Vahakn Dadrian benefited greatly from Guerguerian’s work, Akçam said, and in addition, in 1974 Dadrian went to Jerusalem to himself copy some materials. Dadrian, and later Akçam, used these items extensively. Now, a professional team has also transcribed around 800 pages of the Ottoman materials Guerguerian collected. Akçam said that while some transcriptions would be placed online, he would reserve others to allow his students to use and publish before others.

Akçam said that in the past, when Dadrian or Akçam quoted the Ottoman court martial indictments, Turkish and other denialists would counter by demanding the originals, which they did not have. At the same time, they would point to official Ottoman documents created during the process of the Genocide deliberately as part of an effort of fake “fact” creation.

Akçam, like many other scholars, referred to the seminal work of Michel-Rolph Trouillot to describe this process of denialism. The Ottomans and then Turkish nationalists destroyed or hid materials in their own possession, created their own sources, and then wrote their own narrative and history.

The documents from Jerusalem copied by Guerguerian allow countering this. Akçam gave the example of telegrams from Bahaettin Shakir and Mahmut Kamil cited in the main court martial indictment and published on May 5, 1919. The former was sent from Erzerum, where Shakir was, to Sabit Bey, governor of Elazig (Kharpert), in July 1915, and asked, “Are the Armenians dispatched from there being liquidated?”

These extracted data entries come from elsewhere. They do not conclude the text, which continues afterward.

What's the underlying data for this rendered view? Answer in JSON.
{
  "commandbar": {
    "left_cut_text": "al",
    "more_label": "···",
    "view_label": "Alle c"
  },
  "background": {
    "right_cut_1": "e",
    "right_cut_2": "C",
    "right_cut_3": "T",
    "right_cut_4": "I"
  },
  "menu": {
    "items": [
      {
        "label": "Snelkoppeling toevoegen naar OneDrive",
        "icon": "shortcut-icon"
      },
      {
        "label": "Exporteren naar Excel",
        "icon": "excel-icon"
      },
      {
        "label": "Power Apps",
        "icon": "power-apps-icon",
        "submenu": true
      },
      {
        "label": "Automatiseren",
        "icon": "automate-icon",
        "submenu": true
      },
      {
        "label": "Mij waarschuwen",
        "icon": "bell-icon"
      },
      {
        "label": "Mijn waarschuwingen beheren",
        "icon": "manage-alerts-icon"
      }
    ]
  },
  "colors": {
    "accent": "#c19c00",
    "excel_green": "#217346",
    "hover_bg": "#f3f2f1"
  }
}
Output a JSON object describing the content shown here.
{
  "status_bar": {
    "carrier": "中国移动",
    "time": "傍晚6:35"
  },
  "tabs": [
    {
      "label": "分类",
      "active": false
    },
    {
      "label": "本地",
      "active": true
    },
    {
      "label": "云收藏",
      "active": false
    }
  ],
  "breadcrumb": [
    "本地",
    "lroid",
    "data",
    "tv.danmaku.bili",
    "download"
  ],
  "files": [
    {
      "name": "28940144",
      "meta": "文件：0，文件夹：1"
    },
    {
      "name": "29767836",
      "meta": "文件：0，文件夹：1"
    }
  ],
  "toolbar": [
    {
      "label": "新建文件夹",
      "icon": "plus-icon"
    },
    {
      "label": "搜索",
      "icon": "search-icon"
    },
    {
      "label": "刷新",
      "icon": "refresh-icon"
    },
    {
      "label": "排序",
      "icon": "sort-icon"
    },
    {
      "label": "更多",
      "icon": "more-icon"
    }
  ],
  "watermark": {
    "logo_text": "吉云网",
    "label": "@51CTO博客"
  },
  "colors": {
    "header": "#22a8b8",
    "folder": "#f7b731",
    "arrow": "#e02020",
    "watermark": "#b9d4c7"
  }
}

The Shakir telegram had been quoted at the time in the New York Times. The rediscovery of Guerguerian’s copy has become Akçam’s “smoking gun” of his lecture title because it is now very hard, he said, to dispute its validity. The Ottoman letterhead on Guerguerian’s copy indicates its authenticity, Akçam explained, along with the four-digit codes used for cipher telegrams, which correspond with those used in other documents in the Ottoman archives today.

In fact, some of the telegrams in the Guerguerian archive are also available in the Ottoman state archive. Akçam discovered 50 such telegrams, which again shows the authenticity of the Guerguerian collection. Furthermore, telegrams on the same topic confirm one another, and question and response telegrams have been found.

Aside from court proceedings, including testimonies and interrogations, cipher telegrams sent by the Ottoman Interior Ministry or army commanders, and telegrams from the provinces to the Interior Ministry, there are also the materials of the Ottoman investigatory commission sent to Anatolia in autumn of 1915.

Guerguerian’s collection is leading to many publications decades after his death. Akçam used Guerguerian’s microfilms of Naim Bey’s telegrams from the Nubarian Library in Paris and the latter’s handwritten memoirs to prepare a book on Naim Bey which has been published in Turkish, and soon will appear in English translation.